MOLEN REES, PLAINTIFF AND APPELLANT, v. EDWARD B. SCOTT, DEFENDANT AND RESPONDENT.

No. 8860.

Supreme Court of Utah.

September 16, 1958.

George E. Bridwell, Salt Lake City, for appellant.

Stephens, Brayton & Lowe, Thomas C. Cuthbert, Salt Lake City, for respondent.

McDONOUGH, Chief Justice.

This appeal challenges an order granting a motion to quash summons on the ground that the deputy sheriff who served it failed to put the date on the copy he left with the defendant.

Rule 4(j), U.R.C.P. prescribing the manner of service of summons provides:

"At the time of service, the person making such service shall endorse upon the copy of the summons left for the person being served, the date upon which the same was served, and shall sign his name thereto, and, if an officer, add his official title."

It is urged that the omission of the date was inconsequential; that the defendant had not been misled; that he had ample opportunity to appear and defend; that consequently the failure to place the date thereon should be regarded as a mere irregularity. Rule 61, U.R.C.P. is cited, which directs: "The court at every stage of the proceedings must disregard any error or defect in the proceeding which does not affect the substantial rights of the parties."

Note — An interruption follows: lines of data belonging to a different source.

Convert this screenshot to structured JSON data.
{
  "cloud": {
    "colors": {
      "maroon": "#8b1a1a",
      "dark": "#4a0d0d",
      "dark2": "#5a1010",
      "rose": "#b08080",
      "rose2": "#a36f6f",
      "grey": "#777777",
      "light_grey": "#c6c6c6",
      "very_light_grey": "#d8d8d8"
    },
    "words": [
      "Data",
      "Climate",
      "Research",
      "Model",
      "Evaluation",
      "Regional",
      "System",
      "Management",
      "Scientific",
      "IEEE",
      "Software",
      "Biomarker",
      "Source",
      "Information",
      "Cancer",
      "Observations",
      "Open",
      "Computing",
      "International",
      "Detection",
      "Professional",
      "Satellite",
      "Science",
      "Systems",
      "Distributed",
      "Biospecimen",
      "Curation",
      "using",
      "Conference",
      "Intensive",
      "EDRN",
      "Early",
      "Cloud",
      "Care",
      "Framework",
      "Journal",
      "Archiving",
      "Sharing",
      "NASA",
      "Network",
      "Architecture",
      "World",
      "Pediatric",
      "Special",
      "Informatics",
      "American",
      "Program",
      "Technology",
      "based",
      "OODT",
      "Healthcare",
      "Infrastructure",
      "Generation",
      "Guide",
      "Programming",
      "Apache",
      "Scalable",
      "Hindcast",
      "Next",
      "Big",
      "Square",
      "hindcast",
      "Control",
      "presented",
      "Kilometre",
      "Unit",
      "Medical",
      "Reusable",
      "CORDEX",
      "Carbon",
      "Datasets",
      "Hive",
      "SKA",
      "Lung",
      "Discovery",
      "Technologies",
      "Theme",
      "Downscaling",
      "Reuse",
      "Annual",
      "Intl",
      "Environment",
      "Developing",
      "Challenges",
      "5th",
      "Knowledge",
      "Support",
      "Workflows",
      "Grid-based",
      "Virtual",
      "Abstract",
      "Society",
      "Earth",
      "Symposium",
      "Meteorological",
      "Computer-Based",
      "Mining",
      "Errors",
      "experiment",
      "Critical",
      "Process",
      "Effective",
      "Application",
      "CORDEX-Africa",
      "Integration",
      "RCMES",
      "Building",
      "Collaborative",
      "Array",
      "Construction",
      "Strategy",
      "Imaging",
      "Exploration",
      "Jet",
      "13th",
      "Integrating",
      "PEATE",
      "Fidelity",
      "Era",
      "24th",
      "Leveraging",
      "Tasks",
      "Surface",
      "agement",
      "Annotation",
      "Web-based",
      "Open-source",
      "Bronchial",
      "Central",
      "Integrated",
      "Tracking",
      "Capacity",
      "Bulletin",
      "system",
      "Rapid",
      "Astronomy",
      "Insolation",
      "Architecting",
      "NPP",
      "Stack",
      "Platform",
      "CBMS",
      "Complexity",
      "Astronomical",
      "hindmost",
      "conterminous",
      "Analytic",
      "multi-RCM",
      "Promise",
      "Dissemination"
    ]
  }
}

The above rule is salutary where applicable. But it cannot be used as a catch-all to cover up defects, errors, or omissions upon which the rights and duties of adverse parties depend. In Thomas v. District Court,[1] contentions similar to the above were made. In referring to the omission of the endorsement of the date on the served copy of a summons, the court said:

"The date endorsed indicates the time within which defendant must appear. If the date is not endorsed the defendant would have no definite date fixed by the summons to appear."

The court there explained the essentiality of the date, particularly where the action is commenced by the service of summons and the complaint is required to be filed within ten days thereafter. We see no merit in the contention that the defendant has the burden to allege and prove that he was misled by the defect. The trial court properly granted the motion to quash.

Affirmed. Costs to respondent.

CROCKETT, WADE, WORTHEN and HENRIOD, JJ., concur.